All the best in humanity rises to meet a powerful alien threat in the sequel to Salvation—part of an all-new trilogy from “the owner of the most powerful imagination in science fiction” (Ken Follett).
The comparative utopia of twenty-third-century Earth is about to go dreadfully awry when a seemingly benign alien race is abruptly revealed to be one of the worst threats humanity has ever faced. Driven by an intense religious extremism, the Olyix are determined to bring everyone to their version of God as they see it. But they may have met their match in humanity, who are not about to go gently into that good night or spend the rest of their days cowering in hiding. As human ingenuity and determination rise to the challenge, collective humanity has only one goal—to wipe this apparently undefeatable enemy from the face of creation.

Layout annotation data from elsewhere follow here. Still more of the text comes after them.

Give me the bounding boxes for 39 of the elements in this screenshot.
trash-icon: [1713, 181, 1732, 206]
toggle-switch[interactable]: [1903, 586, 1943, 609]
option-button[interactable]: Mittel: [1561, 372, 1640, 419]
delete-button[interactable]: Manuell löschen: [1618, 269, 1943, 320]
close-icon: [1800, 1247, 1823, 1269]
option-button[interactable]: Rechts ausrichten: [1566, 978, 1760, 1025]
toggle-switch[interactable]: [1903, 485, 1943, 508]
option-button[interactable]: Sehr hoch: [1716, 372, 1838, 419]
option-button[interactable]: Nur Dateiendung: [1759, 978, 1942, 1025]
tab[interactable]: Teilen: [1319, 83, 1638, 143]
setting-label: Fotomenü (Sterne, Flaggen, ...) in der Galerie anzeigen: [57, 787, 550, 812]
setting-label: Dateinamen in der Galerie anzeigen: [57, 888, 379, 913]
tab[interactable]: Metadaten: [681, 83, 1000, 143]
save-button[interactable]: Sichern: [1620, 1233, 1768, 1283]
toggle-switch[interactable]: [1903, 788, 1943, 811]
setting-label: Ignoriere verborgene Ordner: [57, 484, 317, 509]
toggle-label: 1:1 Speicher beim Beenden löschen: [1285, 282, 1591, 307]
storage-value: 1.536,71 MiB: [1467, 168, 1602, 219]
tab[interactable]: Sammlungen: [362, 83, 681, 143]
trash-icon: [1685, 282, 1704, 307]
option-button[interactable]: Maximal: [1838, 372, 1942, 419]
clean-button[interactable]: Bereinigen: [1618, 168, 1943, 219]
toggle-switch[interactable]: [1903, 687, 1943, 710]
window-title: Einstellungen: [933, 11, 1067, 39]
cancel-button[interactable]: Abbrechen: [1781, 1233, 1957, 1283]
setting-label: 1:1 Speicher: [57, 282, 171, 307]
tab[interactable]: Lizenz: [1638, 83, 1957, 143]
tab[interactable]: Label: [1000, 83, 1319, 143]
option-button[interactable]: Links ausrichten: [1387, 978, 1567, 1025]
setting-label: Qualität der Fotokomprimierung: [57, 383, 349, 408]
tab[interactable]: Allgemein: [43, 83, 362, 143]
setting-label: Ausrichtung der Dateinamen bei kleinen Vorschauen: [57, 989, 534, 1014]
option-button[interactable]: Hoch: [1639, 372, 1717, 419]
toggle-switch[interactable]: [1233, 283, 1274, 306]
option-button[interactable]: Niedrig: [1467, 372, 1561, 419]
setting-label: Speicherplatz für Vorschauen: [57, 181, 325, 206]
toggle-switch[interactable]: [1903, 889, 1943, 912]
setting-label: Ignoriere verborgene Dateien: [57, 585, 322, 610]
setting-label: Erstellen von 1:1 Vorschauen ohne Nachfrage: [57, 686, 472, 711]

Even if it means playing a ridiculously long game indeed.
But in a chaotic universe, it is hard to plan for every eventuality, and it is always darkest before the dawn.
The middle volume of Hamilton's Salvation Sequence space opera trilogy (after 2018's Salvation) provides a clever variation on the theme of alien invasion, but it's stronger on worldbuilding than characterizations. Hamilton's early-23rd-century Earth features intriguing developments: 3-D printers produce much of the food supply, and kilowatt-hours back major national currencies. Against that backdrop, and with 100 million humans living in colonies on asteroids and other planets, humankind must confront an existential challenge from an alien race, the Olyix. The Olyix have given humans biotech in exchange for electrical energy, which the aliens need to power their ships on a journey to "the end of the universe." But their true intentions are revealed by another nonhuman race, the Ne na, one of whom, Jessika, discloses that the Olyix are bent on offering human souls to their deity, whom they expect to find at their journey's conclusion. The humans' suspenseful resistance against overwhelming odds sets the stage for the series' conclusion, and Hamilton keeps things grounded with all-too-credible passages about partisan political bickering in the face of disaster. Series fans will enjoy this installment.